The Green Street Trust was an Irish company incorporated in 1990 with charitable status. Its aim was to promote urban renewal in disadvantaged inner city areas through the rehabilitation of historic buildings for contemporary use and where possible to secure multiple uses within individual buildings.

== Conservation Activity ==
The Trust obtained a 99-year lease from the Office of Public Works (OPW) of the former Debtors’ Prison situated on Halston Street and Green Street in Dublin's north inner city and undertook restoration works to the building to plans prepared by McCullough Mulvin Architects. In August 1992 a group of volunteers from Voluntary Service International carried out restoration works to the building.
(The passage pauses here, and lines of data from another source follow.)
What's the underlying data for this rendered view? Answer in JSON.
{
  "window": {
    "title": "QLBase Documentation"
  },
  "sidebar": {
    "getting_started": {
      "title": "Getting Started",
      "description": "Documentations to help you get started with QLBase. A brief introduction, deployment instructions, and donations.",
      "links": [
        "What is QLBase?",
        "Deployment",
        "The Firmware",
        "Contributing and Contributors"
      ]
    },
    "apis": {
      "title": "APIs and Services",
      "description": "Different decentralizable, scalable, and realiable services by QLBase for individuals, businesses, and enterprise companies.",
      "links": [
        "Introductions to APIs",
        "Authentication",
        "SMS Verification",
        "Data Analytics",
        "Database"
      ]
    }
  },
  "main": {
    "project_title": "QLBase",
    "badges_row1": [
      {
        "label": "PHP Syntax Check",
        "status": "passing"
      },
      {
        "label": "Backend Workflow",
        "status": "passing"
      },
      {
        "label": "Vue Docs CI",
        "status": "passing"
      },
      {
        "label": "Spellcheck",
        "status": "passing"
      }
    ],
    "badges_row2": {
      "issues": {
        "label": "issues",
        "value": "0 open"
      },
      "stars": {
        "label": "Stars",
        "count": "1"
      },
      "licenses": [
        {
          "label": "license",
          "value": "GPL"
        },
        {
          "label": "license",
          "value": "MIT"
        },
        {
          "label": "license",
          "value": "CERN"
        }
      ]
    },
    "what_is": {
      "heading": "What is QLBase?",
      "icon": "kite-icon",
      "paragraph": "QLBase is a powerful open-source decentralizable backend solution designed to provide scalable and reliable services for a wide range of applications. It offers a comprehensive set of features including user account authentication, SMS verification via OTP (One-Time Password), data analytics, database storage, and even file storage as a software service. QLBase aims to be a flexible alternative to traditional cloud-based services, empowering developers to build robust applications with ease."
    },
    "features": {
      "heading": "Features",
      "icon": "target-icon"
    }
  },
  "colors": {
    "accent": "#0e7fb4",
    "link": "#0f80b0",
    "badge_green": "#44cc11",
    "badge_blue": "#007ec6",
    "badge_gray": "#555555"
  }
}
In 1994 the Trust ran a carpentry and joinery course as a Fás Community Youth Training Project to replace the timber sash windows in the building that were in poor condition. The Trust carried out substantial works to refurbish the Debtors’ Prison in the 1990s but due to escalating building costs and a lack of funding construction work ceased and the Trust handed back the lease to the Office of Public Works.

== Directors and Patrons ==
Most of the directors of the company had been members of Students Against the Destruction of Dublin. The directors included Tony Connelly, Frank Cooney, Ciarán Cuffe, Deryck Fay (Company Secretary), Emma Kelly, Garret Kelly, Ger Lambert, Richard Lyons, Eunan McLaughlin, Rachel McRory (chair), Colm Murray, Jerome Ó Drisceoil, Colmán Ó Siochrú, and Blaise Smith.

Its patrons were Dermot Egan, The Knight of Glin, Justice Niall McCarthy, Dr. Edward McParland, John O’Connor, Breege O’Donaghue, Ruairí Quinn TD, Nicholas Robinson, Gerry Walker and Dr. Pat Wallace.